Бак уже объявил день свадьбы своей дочери с Ипу, и Тутмос старался по возможности ускорить свой отъезд в каменоломни. Он ни в коем случае не хотел находиться в Ахетатоне, где в пятистах шагах от его дома будет происходить праздник, получить или не получить приглашение на который ему было одинаково неприятно. Разве это не усугубило бы обиду Бака, если бы кругом стали говорить: «Он не пригласил своего лучшего помощника, потому что тот отказался от его дочери» или: «Тутмос сидит на свадьбе среди гостей, вместо того чтобы быть на месте жениха».

Тутмос попросил у Май три корабля и был изумлен, с какой готовностью тот удовлетворил его просьбу. Еще больше Тутмоса удивили сказанные при этом слова:

«Ты прав, что хочешь привезти столько камня, чтобы тебе хватило и на следующий год. Ты сэкономь время и силы, и тебе не придется вскоре снова пускаться в далекое путешествие».

Толстый Маи не упустил случая показать, с каким огромным удовольствием исполняет он просьбу скульптора. Этот человек принадлежал к «новым людям», которых царь приблизил к себе в последнее время. Раньше он был пастухом и пас стада Амона. Но после того как стада были разогнаны, а Амон низвергнут со своего небесного престола, Май стал почитателем Атона. Показав блестящие способности, он в конце концов добился такого расположения царя, что был повышен в должности до начальника казны.

Не прошло и недели после посещения царского дворца, как Тутмос со своими людьми отправился в плавание. Сильный северный ветер раздувал паруса, и суда быстро поднимались вверх по течению реки. Но прежде чем они достигли старой царской столицы, ветер стих и гребцам пришлось взяться за весла. То, что они задержались здесь, было даже приятно молодому скульптору. Он приказал кораблям пристать к западному берегу, хотя солнце еще стояло высоко в небе. Люди, сопровождавшие Тутмоса, радовались свободному дню. У многих из них были родственники и друзья в этом большом городе. Тутмос оставил небольшую команду для охраны судов, а всех остальных отпустил на берег до восхода солнца следующего дня.

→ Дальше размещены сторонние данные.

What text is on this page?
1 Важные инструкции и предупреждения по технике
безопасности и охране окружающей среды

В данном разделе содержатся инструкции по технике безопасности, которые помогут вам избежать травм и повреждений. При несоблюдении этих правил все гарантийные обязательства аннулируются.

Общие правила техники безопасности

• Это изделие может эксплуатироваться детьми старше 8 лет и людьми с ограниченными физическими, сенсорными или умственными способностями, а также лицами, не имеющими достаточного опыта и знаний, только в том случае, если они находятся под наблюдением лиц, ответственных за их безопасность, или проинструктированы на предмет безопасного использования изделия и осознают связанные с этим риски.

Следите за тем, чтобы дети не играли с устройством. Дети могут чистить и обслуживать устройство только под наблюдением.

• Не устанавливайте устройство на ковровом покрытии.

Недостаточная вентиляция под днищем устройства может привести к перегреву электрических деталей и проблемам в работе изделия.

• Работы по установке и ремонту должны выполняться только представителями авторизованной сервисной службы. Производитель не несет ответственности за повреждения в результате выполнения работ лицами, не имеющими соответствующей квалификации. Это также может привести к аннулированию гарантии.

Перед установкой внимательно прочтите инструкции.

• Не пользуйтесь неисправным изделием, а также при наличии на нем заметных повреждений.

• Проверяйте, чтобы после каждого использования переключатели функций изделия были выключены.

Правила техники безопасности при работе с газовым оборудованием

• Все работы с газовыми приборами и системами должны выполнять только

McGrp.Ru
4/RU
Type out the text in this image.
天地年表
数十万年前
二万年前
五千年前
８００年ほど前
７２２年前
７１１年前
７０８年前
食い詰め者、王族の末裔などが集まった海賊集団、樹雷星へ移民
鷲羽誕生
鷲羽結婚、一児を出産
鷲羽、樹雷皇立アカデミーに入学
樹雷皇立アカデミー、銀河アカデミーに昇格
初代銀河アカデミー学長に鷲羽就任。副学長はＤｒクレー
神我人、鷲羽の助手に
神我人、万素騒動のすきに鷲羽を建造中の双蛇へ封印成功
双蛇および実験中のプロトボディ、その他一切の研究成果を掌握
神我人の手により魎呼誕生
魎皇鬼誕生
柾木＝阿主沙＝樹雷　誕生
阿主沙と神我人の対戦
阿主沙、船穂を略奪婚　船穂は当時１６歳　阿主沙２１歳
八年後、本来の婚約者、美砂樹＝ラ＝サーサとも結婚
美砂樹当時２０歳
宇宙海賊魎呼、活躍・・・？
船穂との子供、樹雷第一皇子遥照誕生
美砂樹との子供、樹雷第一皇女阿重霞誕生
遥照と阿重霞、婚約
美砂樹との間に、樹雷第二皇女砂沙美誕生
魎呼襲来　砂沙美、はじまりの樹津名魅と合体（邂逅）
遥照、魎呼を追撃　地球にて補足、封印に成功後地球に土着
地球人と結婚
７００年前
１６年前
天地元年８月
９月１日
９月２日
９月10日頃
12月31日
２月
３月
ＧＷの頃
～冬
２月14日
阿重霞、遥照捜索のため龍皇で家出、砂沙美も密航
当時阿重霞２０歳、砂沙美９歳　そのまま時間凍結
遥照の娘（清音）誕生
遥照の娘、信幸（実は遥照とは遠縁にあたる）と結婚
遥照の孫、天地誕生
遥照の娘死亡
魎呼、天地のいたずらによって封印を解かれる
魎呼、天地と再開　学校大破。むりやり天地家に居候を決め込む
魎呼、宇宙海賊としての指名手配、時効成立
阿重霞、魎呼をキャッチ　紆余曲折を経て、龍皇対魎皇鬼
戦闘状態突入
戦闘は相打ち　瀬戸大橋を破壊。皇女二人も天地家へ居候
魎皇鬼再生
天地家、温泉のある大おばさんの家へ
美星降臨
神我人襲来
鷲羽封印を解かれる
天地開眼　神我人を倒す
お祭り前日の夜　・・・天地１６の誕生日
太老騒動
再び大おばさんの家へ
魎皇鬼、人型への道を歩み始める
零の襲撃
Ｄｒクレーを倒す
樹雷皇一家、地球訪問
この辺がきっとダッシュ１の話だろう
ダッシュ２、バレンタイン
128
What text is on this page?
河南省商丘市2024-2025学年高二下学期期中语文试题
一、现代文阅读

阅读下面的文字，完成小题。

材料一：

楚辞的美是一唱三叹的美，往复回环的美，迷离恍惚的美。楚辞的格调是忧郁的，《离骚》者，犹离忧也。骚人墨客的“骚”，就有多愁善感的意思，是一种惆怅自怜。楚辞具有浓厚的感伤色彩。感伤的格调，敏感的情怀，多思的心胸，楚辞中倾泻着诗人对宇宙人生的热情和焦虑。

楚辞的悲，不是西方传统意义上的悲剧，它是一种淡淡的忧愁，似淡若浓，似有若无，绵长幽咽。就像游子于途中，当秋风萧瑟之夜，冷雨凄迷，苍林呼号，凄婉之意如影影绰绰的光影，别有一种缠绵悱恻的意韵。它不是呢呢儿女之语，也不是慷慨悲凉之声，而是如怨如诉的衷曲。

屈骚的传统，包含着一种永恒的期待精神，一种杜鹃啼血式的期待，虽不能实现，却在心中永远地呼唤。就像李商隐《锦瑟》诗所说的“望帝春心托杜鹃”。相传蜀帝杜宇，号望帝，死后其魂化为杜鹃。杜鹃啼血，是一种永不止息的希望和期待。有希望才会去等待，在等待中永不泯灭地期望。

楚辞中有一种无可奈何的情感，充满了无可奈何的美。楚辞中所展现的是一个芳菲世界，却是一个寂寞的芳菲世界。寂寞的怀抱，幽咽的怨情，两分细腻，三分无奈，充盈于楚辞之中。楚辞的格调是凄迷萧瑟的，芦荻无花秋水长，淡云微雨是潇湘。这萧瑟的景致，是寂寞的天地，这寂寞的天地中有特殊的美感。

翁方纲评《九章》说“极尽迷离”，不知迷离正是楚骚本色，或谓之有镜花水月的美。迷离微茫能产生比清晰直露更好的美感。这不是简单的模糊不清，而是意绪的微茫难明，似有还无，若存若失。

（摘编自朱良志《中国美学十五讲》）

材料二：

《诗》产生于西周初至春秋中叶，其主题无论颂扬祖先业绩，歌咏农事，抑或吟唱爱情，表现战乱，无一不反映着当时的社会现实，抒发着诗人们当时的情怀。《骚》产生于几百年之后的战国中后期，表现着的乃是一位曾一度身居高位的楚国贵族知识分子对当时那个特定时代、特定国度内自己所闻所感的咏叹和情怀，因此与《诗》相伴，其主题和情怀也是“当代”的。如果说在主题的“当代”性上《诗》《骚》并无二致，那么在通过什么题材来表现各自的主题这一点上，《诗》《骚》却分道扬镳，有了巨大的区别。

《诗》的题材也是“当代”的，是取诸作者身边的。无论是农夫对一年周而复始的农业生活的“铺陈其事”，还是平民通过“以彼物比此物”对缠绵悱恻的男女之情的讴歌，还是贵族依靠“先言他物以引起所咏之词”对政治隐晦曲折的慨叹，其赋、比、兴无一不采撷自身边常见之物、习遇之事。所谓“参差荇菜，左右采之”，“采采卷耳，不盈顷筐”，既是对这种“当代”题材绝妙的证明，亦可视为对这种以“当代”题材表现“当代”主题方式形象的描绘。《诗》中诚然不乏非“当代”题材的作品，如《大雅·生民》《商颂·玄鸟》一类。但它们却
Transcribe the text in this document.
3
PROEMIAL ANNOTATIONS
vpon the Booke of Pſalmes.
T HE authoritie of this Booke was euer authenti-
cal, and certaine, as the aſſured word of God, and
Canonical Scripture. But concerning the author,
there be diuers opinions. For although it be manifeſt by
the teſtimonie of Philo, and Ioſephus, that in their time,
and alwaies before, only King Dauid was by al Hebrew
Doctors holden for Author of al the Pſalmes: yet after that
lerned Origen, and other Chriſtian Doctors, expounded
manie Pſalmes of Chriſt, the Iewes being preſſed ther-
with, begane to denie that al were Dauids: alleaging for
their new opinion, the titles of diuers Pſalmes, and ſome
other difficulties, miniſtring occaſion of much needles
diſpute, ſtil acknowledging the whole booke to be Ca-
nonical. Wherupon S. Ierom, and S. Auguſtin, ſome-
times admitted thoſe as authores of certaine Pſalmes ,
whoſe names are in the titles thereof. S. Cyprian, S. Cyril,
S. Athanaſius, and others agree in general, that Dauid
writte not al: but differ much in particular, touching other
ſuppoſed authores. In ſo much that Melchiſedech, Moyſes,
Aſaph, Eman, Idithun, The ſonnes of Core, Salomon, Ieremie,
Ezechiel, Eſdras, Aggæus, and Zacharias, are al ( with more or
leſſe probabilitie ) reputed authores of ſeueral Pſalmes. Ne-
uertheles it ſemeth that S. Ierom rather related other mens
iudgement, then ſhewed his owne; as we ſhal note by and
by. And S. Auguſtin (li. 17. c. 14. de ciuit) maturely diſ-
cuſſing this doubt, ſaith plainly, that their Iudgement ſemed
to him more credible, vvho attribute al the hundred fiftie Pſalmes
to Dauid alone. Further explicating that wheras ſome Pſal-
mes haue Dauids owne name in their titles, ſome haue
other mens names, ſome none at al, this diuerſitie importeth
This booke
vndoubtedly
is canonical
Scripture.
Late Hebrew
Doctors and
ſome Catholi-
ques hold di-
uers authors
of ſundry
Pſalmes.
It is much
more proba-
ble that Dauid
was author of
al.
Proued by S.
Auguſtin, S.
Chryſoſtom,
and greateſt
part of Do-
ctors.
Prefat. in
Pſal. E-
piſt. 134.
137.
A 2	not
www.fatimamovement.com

Сам он отправился к дому Минхотепа. Как пустынны стали теперь улицы города! Раньше здесь, в его западной части, царили торговцы. Пестрые шерстяные одежды чужеземцев встречались чаще, чем белые полотняные одеяния местных жителей. Сегодня же Тутмос увидел лишь несколько чужеземцев. Да и местных жителей было немного. Лишь кое-где попадались разносчики воды, да двое подростков играли неподалеку.

Тутмос нашел Минхотепа одиноко сидящим в своей мастерской. Он даже испугался, когда увидел, как постарел Минхотеп за эти несколько лет.

– Я еще кое-как перебиваюсь, – ответил Минхотеп на участливый вопрос Тутмоса. – Гробницу Рамосе я закончил. И как раз вовремя. Вскоре после нашей последней встречи старый верховный сановник переселился в свое вечное жилище. Кое-что еще пришлось мне сделать для его сыновей. В общем, живу только мелкими заказами, так что подмастерьев держать я больше не в состоянии. Ты спросишь: почему я распустил их и не прислал к тебе? Ты думал, все это так просто, Тутмос? Прибыли царские писцы и забрали всех, кто был свободен от работы в городе мертвых. И так как они не нашли достаточного количества людей, то стали насильно забирать подмастерьев. Их послали туда, где в них нуждались; большая часть уехала в Ахетатон, но некоторые и в другие места, где начинали строить храмы лучезарному богу. Я так и не знаю толком, куда попали мои подмастерья.

Минхотеп произвел на Тутмоса впечатление человека, крайне уставшего и изможденного. Тутмос с трудом узнавал его. Неужели это тот самый Минхотеп, у которого на языке всегда вертелось веселое словцо, который спорил с Иути, воюя с его устарелыми взглядами? Что с ним стряслось? Теперь он и сам не понимает времени, в котором живет.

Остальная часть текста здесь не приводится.